Men's singles has traditionally been an upset-filled event at the Olympics, and Nadal is the first player ranked in the top five to win the gold.
He took charge against Gonzalez from the start, breaking serve in the second game. Nadal didn't face any break points until the 12th game of the second set, when he was down 5-6, 15-40.
Gonzalez failed to convert the set points, pushing a volley wide and putting a forehand in the net. The Chilean made five unforced errors in the tiebreaker to give Nadal a commanding lead.
Nadal ripped a backhand passing shot to break at love for a 3-1 lead in the final set, and erased two more break points to hold for 5-2.

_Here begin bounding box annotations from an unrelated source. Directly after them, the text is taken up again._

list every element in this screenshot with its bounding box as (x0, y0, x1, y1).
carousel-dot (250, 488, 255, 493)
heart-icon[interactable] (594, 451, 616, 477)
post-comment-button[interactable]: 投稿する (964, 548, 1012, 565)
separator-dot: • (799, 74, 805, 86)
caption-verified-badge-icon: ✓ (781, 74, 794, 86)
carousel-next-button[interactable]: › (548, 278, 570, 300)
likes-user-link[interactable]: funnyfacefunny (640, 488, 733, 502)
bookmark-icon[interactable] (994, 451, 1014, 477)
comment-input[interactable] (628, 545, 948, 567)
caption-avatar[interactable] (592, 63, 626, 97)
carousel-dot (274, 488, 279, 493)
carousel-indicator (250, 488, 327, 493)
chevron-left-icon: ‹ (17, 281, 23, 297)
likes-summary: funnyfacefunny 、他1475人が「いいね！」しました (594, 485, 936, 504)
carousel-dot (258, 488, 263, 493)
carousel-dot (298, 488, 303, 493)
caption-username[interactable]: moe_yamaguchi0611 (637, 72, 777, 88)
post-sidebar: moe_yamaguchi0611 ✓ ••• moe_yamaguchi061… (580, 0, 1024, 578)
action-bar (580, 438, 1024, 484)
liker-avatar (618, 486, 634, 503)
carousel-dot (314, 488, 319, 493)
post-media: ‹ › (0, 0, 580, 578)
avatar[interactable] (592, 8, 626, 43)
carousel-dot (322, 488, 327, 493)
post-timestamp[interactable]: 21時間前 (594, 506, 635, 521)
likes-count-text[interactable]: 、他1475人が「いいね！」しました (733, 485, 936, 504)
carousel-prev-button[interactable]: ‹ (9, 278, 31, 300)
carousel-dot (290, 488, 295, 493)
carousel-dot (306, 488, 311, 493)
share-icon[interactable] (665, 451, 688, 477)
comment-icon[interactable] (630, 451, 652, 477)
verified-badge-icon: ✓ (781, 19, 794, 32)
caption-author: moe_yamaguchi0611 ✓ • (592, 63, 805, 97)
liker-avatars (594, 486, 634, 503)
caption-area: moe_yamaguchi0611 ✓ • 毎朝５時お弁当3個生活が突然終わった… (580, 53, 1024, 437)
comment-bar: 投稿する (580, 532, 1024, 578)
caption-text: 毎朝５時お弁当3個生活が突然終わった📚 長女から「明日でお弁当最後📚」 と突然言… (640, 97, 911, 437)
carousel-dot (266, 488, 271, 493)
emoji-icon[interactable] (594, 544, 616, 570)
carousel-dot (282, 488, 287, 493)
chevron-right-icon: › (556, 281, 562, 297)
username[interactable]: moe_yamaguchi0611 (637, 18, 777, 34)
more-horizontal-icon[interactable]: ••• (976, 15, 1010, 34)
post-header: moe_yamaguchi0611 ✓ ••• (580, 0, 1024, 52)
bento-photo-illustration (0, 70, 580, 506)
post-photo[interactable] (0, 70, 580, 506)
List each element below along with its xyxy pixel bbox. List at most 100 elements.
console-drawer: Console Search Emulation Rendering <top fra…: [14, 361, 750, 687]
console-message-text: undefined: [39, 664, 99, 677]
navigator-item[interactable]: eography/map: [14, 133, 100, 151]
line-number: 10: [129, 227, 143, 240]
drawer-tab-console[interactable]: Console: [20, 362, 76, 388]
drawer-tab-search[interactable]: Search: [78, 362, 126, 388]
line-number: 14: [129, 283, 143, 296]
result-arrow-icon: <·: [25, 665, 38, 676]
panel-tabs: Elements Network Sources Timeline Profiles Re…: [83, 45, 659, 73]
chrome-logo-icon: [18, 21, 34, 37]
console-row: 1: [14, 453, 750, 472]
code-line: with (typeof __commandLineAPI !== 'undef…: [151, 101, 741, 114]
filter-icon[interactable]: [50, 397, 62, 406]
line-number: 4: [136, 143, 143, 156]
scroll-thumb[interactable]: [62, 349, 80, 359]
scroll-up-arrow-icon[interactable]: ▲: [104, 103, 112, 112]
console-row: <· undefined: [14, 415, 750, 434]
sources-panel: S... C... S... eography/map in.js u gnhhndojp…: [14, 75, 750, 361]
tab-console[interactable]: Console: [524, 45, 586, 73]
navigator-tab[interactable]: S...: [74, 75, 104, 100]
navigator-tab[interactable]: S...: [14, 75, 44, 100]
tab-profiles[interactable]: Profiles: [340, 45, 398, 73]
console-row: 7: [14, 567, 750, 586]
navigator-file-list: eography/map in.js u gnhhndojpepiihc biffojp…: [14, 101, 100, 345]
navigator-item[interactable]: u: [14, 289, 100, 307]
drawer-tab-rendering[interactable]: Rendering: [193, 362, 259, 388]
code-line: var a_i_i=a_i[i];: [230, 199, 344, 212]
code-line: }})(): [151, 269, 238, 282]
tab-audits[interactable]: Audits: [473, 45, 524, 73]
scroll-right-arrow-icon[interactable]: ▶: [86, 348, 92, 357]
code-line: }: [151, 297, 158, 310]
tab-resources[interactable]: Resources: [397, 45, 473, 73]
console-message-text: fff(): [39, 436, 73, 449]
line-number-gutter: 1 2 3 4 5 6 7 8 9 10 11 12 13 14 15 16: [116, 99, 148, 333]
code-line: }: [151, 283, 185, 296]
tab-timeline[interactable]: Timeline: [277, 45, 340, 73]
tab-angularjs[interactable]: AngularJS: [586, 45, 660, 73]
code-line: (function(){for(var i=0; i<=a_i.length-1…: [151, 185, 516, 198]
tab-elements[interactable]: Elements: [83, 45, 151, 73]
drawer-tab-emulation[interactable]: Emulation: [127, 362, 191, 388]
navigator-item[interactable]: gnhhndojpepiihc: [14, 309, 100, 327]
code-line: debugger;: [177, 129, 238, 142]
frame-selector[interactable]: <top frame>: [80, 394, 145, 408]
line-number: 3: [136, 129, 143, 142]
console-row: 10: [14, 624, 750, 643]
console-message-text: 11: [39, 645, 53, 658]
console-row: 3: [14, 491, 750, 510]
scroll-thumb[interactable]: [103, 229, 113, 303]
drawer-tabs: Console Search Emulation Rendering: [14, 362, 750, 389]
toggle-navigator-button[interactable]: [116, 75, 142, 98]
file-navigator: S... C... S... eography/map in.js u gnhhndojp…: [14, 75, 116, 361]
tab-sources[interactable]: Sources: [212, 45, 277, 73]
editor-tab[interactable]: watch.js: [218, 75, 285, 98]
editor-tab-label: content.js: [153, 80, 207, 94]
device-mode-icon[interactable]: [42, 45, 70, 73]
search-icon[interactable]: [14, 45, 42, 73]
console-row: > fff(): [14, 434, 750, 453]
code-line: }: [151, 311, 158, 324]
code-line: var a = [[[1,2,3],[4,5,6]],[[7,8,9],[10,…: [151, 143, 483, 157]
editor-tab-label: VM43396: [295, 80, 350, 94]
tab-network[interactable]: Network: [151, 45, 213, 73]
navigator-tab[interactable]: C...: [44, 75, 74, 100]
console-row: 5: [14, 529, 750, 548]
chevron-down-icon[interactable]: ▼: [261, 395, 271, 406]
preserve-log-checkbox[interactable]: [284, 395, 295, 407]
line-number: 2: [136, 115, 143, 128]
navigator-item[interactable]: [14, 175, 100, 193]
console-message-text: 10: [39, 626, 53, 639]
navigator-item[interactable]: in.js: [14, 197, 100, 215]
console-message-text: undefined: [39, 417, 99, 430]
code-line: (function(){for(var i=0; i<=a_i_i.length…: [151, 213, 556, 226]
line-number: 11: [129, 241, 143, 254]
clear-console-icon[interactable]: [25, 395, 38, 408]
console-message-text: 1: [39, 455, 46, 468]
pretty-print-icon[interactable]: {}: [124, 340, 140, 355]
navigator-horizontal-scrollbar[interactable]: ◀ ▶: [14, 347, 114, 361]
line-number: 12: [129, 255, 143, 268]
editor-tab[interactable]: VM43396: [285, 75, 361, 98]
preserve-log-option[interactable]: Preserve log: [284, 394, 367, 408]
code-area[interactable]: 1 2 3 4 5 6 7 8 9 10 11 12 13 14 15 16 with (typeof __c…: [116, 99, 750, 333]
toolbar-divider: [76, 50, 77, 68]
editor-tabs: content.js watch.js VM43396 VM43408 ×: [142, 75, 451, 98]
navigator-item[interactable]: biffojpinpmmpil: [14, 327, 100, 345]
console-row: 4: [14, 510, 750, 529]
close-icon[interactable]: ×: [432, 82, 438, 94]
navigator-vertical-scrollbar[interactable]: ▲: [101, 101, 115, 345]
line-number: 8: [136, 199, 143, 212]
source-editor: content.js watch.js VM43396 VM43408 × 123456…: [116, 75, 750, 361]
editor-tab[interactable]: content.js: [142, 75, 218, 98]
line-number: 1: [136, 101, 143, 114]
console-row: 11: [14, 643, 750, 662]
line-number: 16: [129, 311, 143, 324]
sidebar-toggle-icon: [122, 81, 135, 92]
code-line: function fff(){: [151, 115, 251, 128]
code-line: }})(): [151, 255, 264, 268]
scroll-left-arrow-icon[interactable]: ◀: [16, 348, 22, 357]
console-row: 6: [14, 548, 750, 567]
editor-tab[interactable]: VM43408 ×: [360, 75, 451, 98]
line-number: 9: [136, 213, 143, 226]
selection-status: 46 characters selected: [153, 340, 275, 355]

He needed four match points to close out the victory, ripping one last forehand that Gonzalez barely could reach. Nadal collapsed to his back in jubilation.
The No. 5-seeded Dementieva closed out her victory with a forehand winner, then fell to her knees before walking to net for a congratulatory hug from Safina. Dementieva, who won the silver medal at Sydney in 2000, snapped Safina's 15-match winning streak.
"I never expected a medal — gold, silver or bronze," said Dementieva, 26. "It's unbelievable. For me this is the best moment in my career. I'll never forget it."
Dementieva has been plagued for much of her career by a shaky serve, but it was a frustrated Safina who struggled to put the ball in play. After double-faults she flung her racket, banged it against the concrete and smacked a ball into the stands, but the tantrums failed to help.
Russia swept the medals in women's singles when Vera Zvonareva beat Li Na of China 6-0, 7-5 to win the bronze. That victory made Russia the first nation to win all three medals in one tennis event since Great Britain did so in the 1908 women's singles.
Tennis was not a medal sport between 1924 and 1988.
The Williams sisters improved their lifetime Olympic doubles record to 10-0. They won the doubles gold at Sydney but didn't play in Athens four years ago because Serena was hurt.
"It does mean more for me to win it with Serena, to share this kind of moment with your sister," Venus said. "I mean, we are practically joined at the hip."
Yan Zi and Zheng Jie of China beat Ukraine's Alona and Kateryna Bondarenko for the bronze, 6-2, 6-2.
The women's singles final began with only about a thousand spectators in the 10,000-seat stadium, but it was mostly full by the end 2 1/2 hours later.
Safina said she felt the toll of playing nine matches — three in doubles — in the past week.
"I was not the freshest today physically," she said. "To serve, you have to push yourself up, to jump up. And when the legs are a little bit slow, it just doesn't go."
In the final set, Safina broke her racket when she double-faulted three times to lose serve and fall behind 3-1. She served with a chance to reach for 4-all but committed four unforced errors and her final two double-faults.
Dementieva then served out the victory to complete the best week of her career. She beat eight-time Grand Slam champion Serena Williams in the quarterfinals.